The reader is also afforded the opportunity to search the play text, variants, and commentary using three modes of searching. The default “fuzzy” search makes use of Early Modern English synonyms, so that the user can use modern spellings for words and still find their equivalents as spelled using earlier conventions—i.e. a search for “sleepy drinks” in The Winter’s Tale will show results for “sleepie drinkes,” etc. The “exact” search only matches on exact spellings of search terms. The “wildcard” search allows you to make use of the asterisk (*) to look for results based on partial matches—i.e. a search for “kin*” will show results for “kin,” “king,” “kingdom,” etc.
The Variorum Reader is currently in beta. More work is to be done before the reader will be fully accessible to screen readers, will work seamlessly across all browsers (including mobile devices in portrait mode), and will be fully vetted in terms of the accuracy of the synthetically produced variants.

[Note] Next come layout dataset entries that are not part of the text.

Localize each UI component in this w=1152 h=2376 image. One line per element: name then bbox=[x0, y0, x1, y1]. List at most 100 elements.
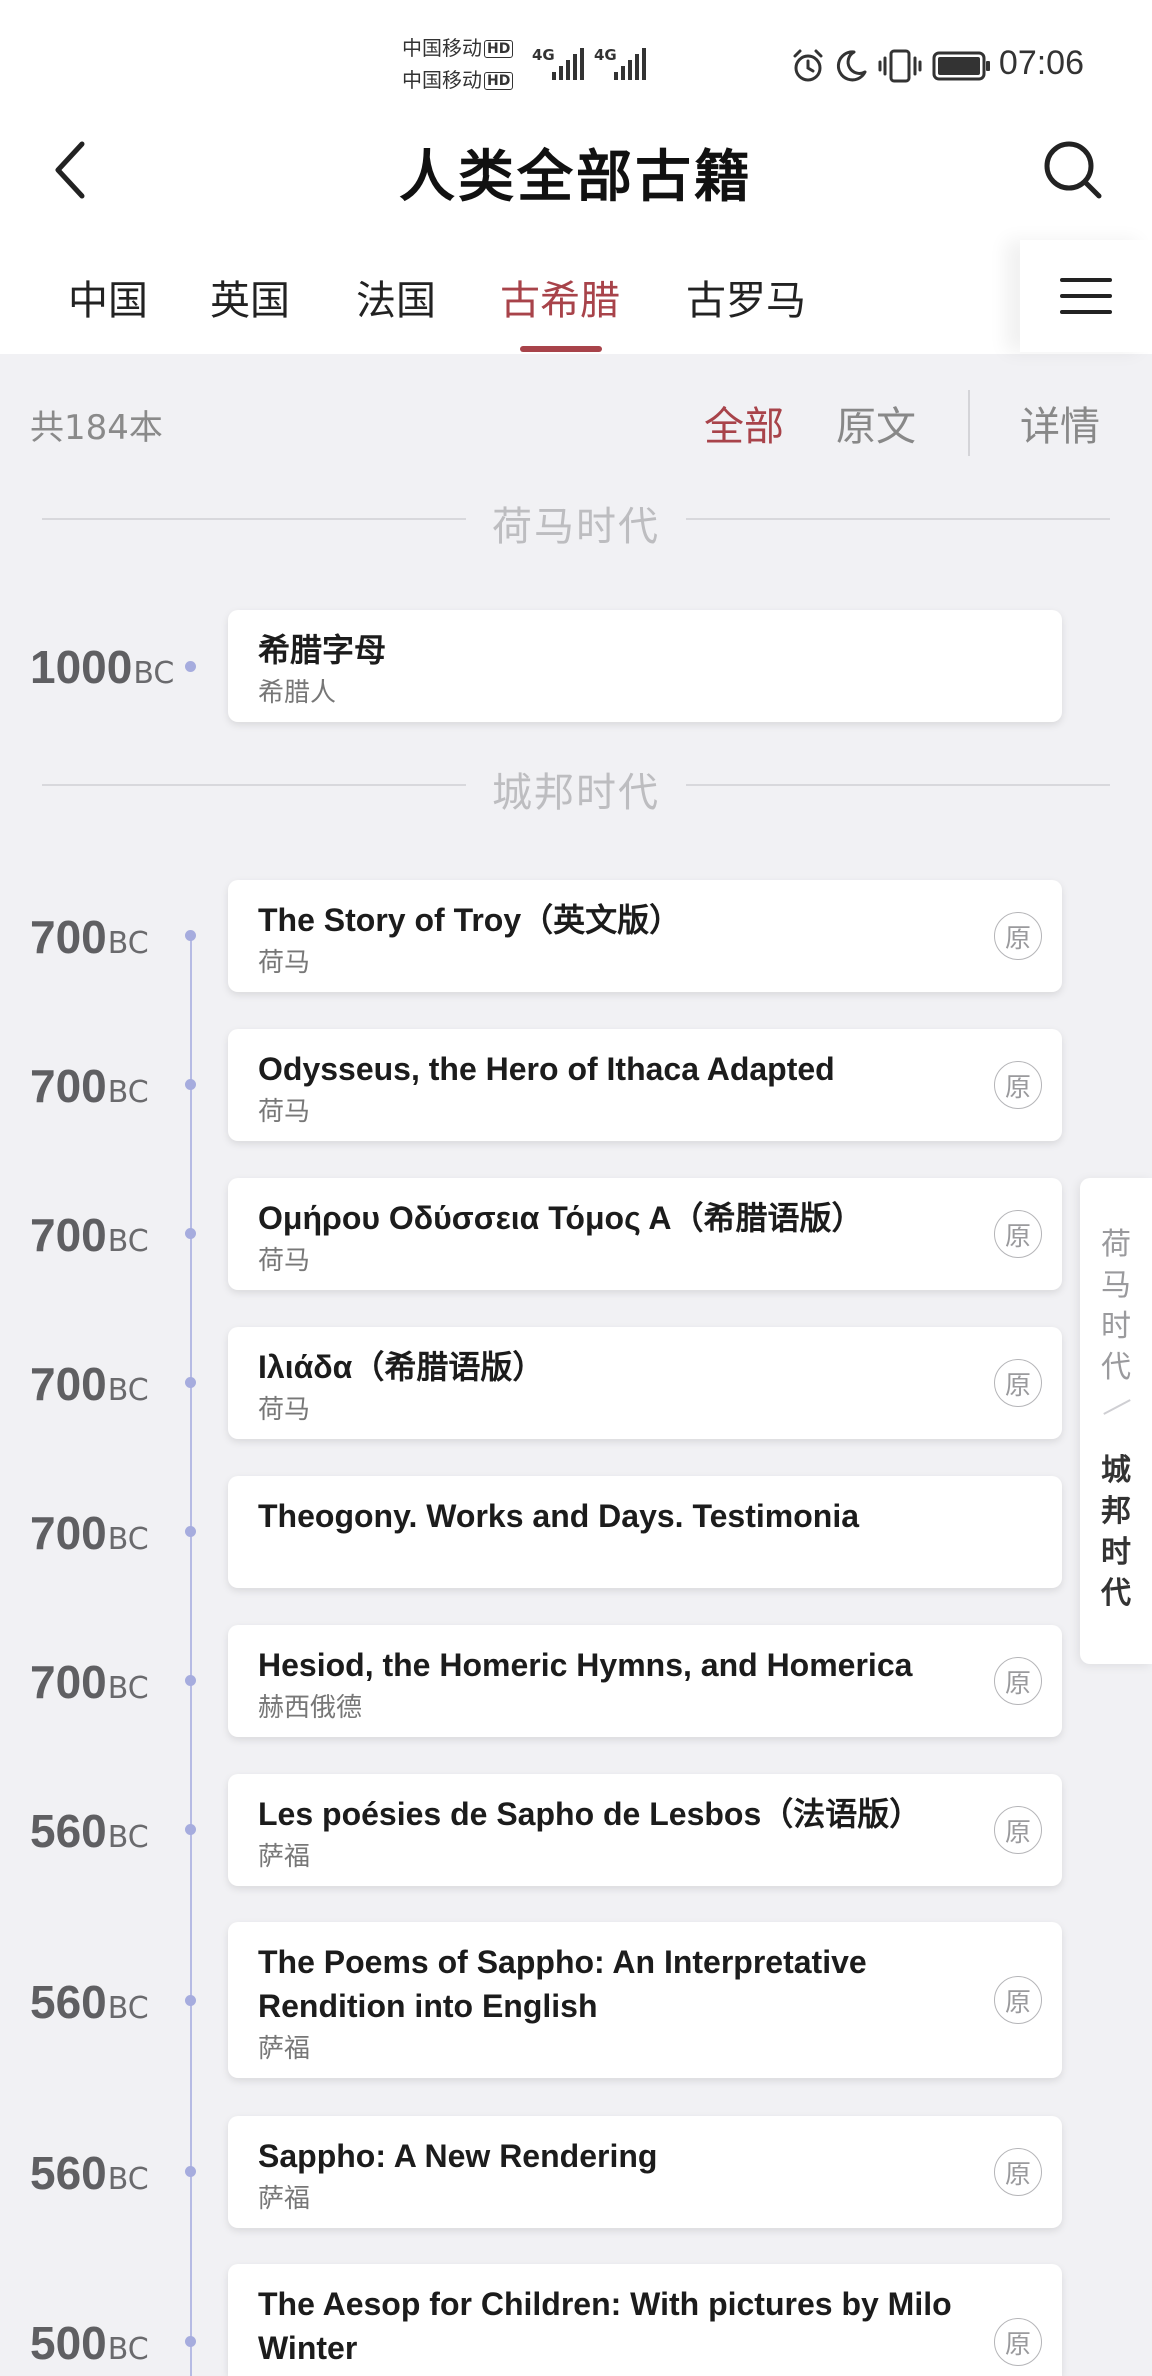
vibrate-icon bbox=[878, 49, 922, 83]
tab-china[interactable]: 中国 bbox=[68, 268, 148, 326]
original-text-badge[interactable]: 原 bbox=[994, 1976, 1042, 2024]
year-label: 700BC bbox=[30, 1506, 149, 1560]
active-tab-indicator bbox=[520, 346, 602, 352]
side-nav-char: 时 bbox=[1101, 1309, 1131, 1344]
era-divider-right bbox=[686, 784, 1110, 786]
timeline-dot bbox=[185, 1228, 196, 1239]
year-number: 700 bbox=[30, 1656, 107, 1708]
battery-icon bbox=[932, 51, 990, 81]
hd-badge: HD bbox=[484, 40, 514, 58]
filter-all[interactable]: 全部 bbox=[704, 394, 784, 452]
tab-france[interactable]: 法国 bbox=[356, 268, 436, 326]
year-number: 700 bbox=[30, 1358, 107, 1410]
year-label: 700BC bbox=[30, 910, 149, 964]
year-label: 560BC bbox=[30, 2146, 149, 2200]
original-text-badge[interactable]: 原 bbox=[994, 1061, 1042, 1109]
year-suffix: BC bbox=[107, 1522, 149, 1557]
timeline-dot bbox=[185, 930, 196, 941]
side-nav-char: 时 bbox=[1101, 1535, 1131, 1570]
book-card[interactable]: Theogony. Works and Days. Testimonia bbox=[228, 1476, 1062, 1588]
book-card[interactable]: Sappho: A New Rendering 萨福 原 bbox=[228, 2116, 1062, 2228]
timeline-dot bbox=[185, 1079, 196, 1090]
book-card[interactable]: Ιλιάδα（希腊语版） 荷马 原 bbox=[228, 1327, 1062, 1439]
alarm-icon bbox=[793, 49, 823, 82]
side-nav-separator bbox=[1103, 1399, 1131, 1415]
book-author: 荷马 bbox=[258, 1097, 311, 1127]
timeline-dot bbox=[185, 1824, 196, 1835]
year-suffix: BC bbox=[107, 1820, 149, 1855]
year-suffix: BC bbox=[107, 1671, 149, 1706]
original-text-badge[interactable]: 原 bbox=[994, 1806, 1042, 1854]
country-tabs: 中国 英国 法国 古希腊 古罗马 bbox=[0, 240, 1152, 354]
year-label: 500BC bbox=[30, 2316, 149, 2370]
era-header-homer: 荷马时代 bbox=[42, 494, 1110, 550]
side-nav-era-homer[interactable]: 荷 马 时 代 bbox=[1080, 1224, 1152, 1388]
era-header-citystate: 城邦时代 bbox=[42, 760, 1110, 816]
book-card[interactable]: The Story of Troy（英文版） 荷马 原 bbox=[228, 880, 1062, 992]
filter-original[interactable]: 原文 bbox=[836, 394, 916, 452]
year-number: 1000 bbox=[30, 641, 133, 693]
book-title: 希腊字母 bbox=[258, 632, 387, 668]
book-author: 萨福 bbox=[258, 2034, 311, 2064]
timeline-dot bbox=[185, 1675, 196, 1686]
year-suffix: BC bbox=[107, 1224, 149, 1259]
book-title: Sappho: A New Rendering bbox=[258, 2138, 658, 2174]
book-card[interactable]: Ομήρου Οδύσσεια Τόμος Α（希腊语版） 荷马 原 bbox=[228, 1178, 1062, 1290]
book-author: 赫西俄德 bbox=[258, 1693, 363, 1723]
book-title: Odysseus, the Hero of Ithaca Adapted bbox=[258, 1051, 835, 1087]
original-text-badge[interactable]: 原 bbox=[994, 1359, 1042, 1407]
year-label: 700BC bbox=[30, 1059, 149, 1113]
original-text-badge[interactable]: 原 bbox=[994, 2318, 1042, 2366]
year-suffix: BC bbox=[107, 1373, 149, 1408]
era-side-navigator[interactable]: 荷 马 时 代 城 邦 时 代 bbox=[1080, 1178, 1152, 1664]
tab-britain[interactable]: 英国 bbox=[210, 268, 290, 326]
book-author: 萨福 bbox=[258, 1842, 311, 1872]
year-label: 560BC bbox=[30, 1975, 149, 2029]
year-number: 700 bbox=[30, 911, 107, 963]
side-nav-char: 代 bbox=[1101, 1350, 1131, 1385]
year-number: 700 bbox=[30, 1209, 107, 1261]
original-text-badge[interactable]: 原 bbox=[994, 2148, 1042, 2196]
side-nav-era-citystate[interactable]: 城 邦 时 代 bbox=[1080, 1450, 1152, 1614]
year-label: 700BC bbox=[30, 1208, 149, 1262]
carrier-1: 中国移动 HD bbox=[402, 36, 514, 60]
book-card[interactable]: The Aesop for Children: With pictures by… bbox=[228, 2264, 1062, 2376]
year-number: 560 bbox=[30, 1976, 107, 2028]
tab-ancient-greece[interactable]: 古希腊 bbox=[500, 268, 620, 326]
timeline-dot bbox=[185, 1526, 196, 1537]
original-text-badge[interactable]: 原 bbox=[994, 1657, 1042, 1705]
year-label: 700BC bbox=[30, 1655, 149, 1709]
hamburger-menu-icon bbox=[1060, 278, 1112, 314]
era-divider-right bbox=[686, 518, 1110, 520]
book-author: 荷马 bbox=[258, 948, 311, 978]
book-card[interactable]: The Poems of Sappho: An Interpretative R… bbox=[228, 1922, 1062, 2078]
signal-bars-2-icon bbox=[614, 48, 646, 80]
book-author: 希腊人 bbox=[258, 678, 337, 708]
year-label: 1000BC bbox=[30, 640, 174, 694]
book-card[interactable]: 希腊字母 希腊人 bbox=[228, 610, 1062, 722]
book-card[interactable]: Les poésies de Sapho de Lesbos（法语版） 萨福 原 bbox=[228, 1774, 1062, 1886]
book-title: The Poems of Sappho: An Interpretative R… bbox=[258, 1944, 867, 2024]
year-suffix: BC bbox=[133, 656, 175, 691]
timeline-dot bbox=[185, 1377, 196, 1388]
year-number: 560 bbox=[30, 1805, 107, 1857]
timeline-dot bbox=[185, 2166, 196, 2177]
book-author: 荷马 bbox=[258, 1395, 311, 1425]
era-label: 城邦时代 bbox=[492, 770, 660, 816]
menu-button[interactable] bbox=[1020, 240, 1152, 352]
original-text-badge[interactable]: 原 bbox=[994, 1210, 1042, 1258]
year-number: 700 bbox=[30, 1060, 107, 1112]
details-button[interactable]: 详情 bbox=[1020, 394, 1100, 452]
tab-ancient-rome[interactable]: 古罗马 bbox=[686, 268, 806, 326]
year-number: 560 bbox=[30, 2147, 107, 2199]
search-button[interactable] bbox=[1038, 130, 1108, 210]
book-card[interactable]: Hesiod, the Homeric Hymns, and Homerica … bbox=[228, 1625, 1062, 1737]
book-title: Hesiod, the Homeric Hymns, and Homerica bbox=[258, 1647, 913, 1683]
side-nav-char: 代 bbox=[1101, 1576, 1131, 1611]
year-label: 700BC bbox=[30, 1357, 149, 1411]
book-card[interactable]: Odysseus, the Hero of Ithaca Adapted 荷马 … bbox=[228, 1029, 1062, 1141]
timeline-line bbox=[190, 936, 192, 2376]
book-author: 萨福 bbox=[258, 2184, 311, 2214]
original-text-badge[interactable]: 原 bbox=[994, 912, 1042, 960]
moon-icon bbox=[836, 50, 867, 82]
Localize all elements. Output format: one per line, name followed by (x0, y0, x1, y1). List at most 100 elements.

At present, accessing the Variorum Reader on Google Chrome from a laptop or desktop computer provides the best experience.
The Paratext Reader
The digital NVS also features a reader for the paratexts of a given edition, including the Front Matter, Bibliography, and Appendix. The user is offered a table of contents for navigating the various sections of a given paratext, and throughout the text (particularly of the Appendix), references to other material appear as links which, when clicked on, summon pop-up modals containing additional information which can be left open and repositioned.
The Paratext Reader is also in beta. The Appendix in particular features a wealth of information, whether it be a list of conjectural notes, the reproduction of primary sources, and explications of the provenance and history of a particular play. The act of appropriately displaying these disparate forms of content is an ongoing effort.
Future Tools
Envisioned by the design team for the digital edition of the NVS is a suite of research tools including an advanced search across multiple editions; visualizations of search results (such as a character-based frequency plot which will convey what characters most frequently use search terms in their speeches); the ability to sort and filter play lines, textual notes, and commentary in tabular format; and the ability to download raw versions of the data as JSON or TEI. We also hope to integrate external sources of information about a given play line or bibliographic entry.
Also forthcoming are tools for building future digital editions of the NVS. Aside from providing web-based tools for creating appropriately marked-up commentary notes and paratexts, plans include affordances for collated editions to be OCR’d, hand corrected, and lineated. This will allow for collations to occur automatically, saving decades of time compared to the conventional methods of collating a variorum.